Share analysis: Edita Food Industries - Consumer Goods
Edita Food Industries (Edita) is one of the leaders in the growing Egyptian packaged snack food market and in the Middle East, with an overall packaged snack food market share of 12% in 2014. Edita, a holding company that owns three subsidiaries, offers a wide range of high quality affordable snack food products that cater to various tastes and a broad spectrum of consumers in terms of age and disposable income.
Diversified Output
The firm is the largest producer of cakes in Egypt, with a 68% market share in 2014, and croissants (69%). It is ranked second within rusks through its Bake-branded products (42%). In 2012, Edita diversified its portfolio to include wafers and confectionary and candy products. The company provides sizeable marketing support for its distributors in its key export markets, and accordingly, has been able to capture considerable market share across several product categories in Jordan, Syria, Libya, the West Bank and Palestinian territories, and Iraq (6% of its consolidated 2014 revenue). Total revenue grew 16% year-on-year (y-o-y) in 2014 to LE1.9bn ($258.9m), mainly on the back of higher volumes in both the croissant (up 25%) and cake segments (9%), thanks to increased utilisation on more effective production planning, which has reduced waste and time.
The company has adopted a vertical integration strategy, which allows it to smooth and optimise its costs and increase its control over its supply chain process. It ensures that planning, purchasing, and logistics work streams are synchronised, streamlined, and carried out in tandem. The company currently produces 71 stock-keeping units (SKUs), has an annual production capacity that is expected to reach 137,000 tonnes by the end of 2015, and delivers products from its 18 distribution centres spread across 16 Egyptian governorates to more than 63,000 wholesale and retail customers via its 539 vehicles.
In 2014, 77% of all raw materials used were sourced from a broad spectrum of local suppliers that allow for absorbing short-term cost hikes.
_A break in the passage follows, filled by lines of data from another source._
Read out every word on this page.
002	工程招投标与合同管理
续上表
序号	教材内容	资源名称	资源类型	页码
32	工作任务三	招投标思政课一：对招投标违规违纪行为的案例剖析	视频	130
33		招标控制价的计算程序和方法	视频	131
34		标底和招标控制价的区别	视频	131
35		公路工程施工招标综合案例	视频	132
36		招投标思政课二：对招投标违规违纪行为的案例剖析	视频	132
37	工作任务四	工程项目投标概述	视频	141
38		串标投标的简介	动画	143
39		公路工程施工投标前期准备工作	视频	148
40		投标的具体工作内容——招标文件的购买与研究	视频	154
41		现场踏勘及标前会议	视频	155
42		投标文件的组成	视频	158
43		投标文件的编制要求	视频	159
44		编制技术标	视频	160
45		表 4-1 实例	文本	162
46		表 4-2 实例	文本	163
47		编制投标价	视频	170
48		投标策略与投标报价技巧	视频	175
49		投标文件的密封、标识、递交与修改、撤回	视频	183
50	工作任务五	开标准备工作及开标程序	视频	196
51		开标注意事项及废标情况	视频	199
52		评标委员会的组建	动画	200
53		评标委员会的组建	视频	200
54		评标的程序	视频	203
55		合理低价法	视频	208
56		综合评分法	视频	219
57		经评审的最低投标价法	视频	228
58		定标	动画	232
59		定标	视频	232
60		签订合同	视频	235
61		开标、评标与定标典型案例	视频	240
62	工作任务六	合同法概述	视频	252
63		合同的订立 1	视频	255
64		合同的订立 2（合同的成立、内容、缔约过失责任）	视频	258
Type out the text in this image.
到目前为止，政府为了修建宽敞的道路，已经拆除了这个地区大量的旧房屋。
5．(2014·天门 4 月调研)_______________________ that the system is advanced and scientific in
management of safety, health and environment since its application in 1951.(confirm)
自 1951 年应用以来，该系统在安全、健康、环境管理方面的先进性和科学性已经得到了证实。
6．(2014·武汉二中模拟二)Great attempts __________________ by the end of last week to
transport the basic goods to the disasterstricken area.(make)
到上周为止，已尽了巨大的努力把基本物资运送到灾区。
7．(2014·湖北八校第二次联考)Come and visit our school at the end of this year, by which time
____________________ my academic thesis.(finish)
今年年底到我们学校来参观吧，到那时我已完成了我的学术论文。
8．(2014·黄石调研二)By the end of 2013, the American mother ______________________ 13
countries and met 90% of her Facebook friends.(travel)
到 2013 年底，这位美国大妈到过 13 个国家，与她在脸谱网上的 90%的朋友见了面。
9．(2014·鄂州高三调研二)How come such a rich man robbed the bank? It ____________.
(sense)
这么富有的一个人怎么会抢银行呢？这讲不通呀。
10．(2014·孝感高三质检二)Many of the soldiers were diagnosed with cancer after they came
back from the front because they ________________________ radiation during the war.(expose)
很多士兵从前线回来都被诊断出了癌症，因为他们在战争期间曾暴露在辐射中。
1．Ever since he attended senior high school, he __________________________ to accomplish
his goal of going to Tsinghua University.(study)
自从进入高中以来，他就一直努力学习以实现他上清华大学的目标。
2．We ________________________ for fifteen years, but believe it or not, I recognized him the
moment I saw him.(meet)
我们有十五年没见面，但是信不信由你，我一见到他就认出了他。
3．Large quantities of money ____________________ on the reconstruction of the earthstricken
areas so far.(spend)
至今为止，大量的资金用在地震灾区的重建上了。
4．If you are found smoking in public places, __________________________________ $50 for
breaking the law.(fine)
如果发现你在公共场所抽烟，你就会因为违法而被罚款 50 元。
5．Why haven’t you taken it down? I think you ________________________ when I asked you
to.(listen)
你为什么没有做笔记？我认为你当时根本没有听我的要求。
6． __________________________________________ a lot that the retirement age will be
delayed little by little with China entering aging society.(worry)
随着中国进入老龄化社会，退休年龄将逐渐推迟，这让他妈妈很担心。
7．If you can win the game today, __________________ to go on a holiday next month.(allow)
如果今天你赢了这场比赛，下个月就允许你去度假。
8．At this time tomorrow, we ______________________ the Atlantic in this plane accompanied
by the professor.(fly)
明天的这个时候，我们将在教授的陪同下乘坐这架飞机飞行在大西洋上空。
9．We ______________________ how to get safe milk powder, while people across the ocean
Edita’s attributable net profit climbed approximately 5% y-o-y, due mostly to a 16% rise in revenue, a 40 basis point increase in EBITDA margin, and a 99% drop in net interest expense. Edita has started to implement a new commercial strategy focused on launching larger sized SKUs and delisting the smaller ones.
Development Strategy
With a approximately 12% overall market share, we believe Edita’s penetration growth rate will continue to gain momentum given the ongoing growth in Egyptian demand for snack foods in an under-penetrated market with a growing population. Over the last couple of years, the company’s cake and croissant segments have been operating at their peak capacity. Edita has a flexible production capacity, which allows it to quickly respond to market conditions given the short lead time. In early 2015, Edita adopted a new expansion strategy in the local market to deal with increasing demand. This included the start-up of the extension at the E07 factory (hall B) where two new lines came into production, namely a cake line with an additional capacity of 7600 tonnes/annum and two croissant lines with additional capacity of 24,200 tonnes/ annum. The company also managed to increase production capacities in the rusks segment 25% y-o-y through production line enhancement and the addition of new packaging capacities.
In May 2015, the firm bought a 55,000-sq-metre plot in Sixth of October City near the E07 factory for LE54m ($7.4m) to construct a new plant to increase production capacity. The new plant is expected to be operational by the end of 2016. Edita signed two contracts with Hostess Brands for the firm to include 12 countries in the MENA region and for the acquisition of know-how and technical assistance for 11 cake products from Hostess in the expanded region. A new SKU for Todo Hazelnut was also introduced, bringing the total number of SKUs to 71 during the 2Q2015.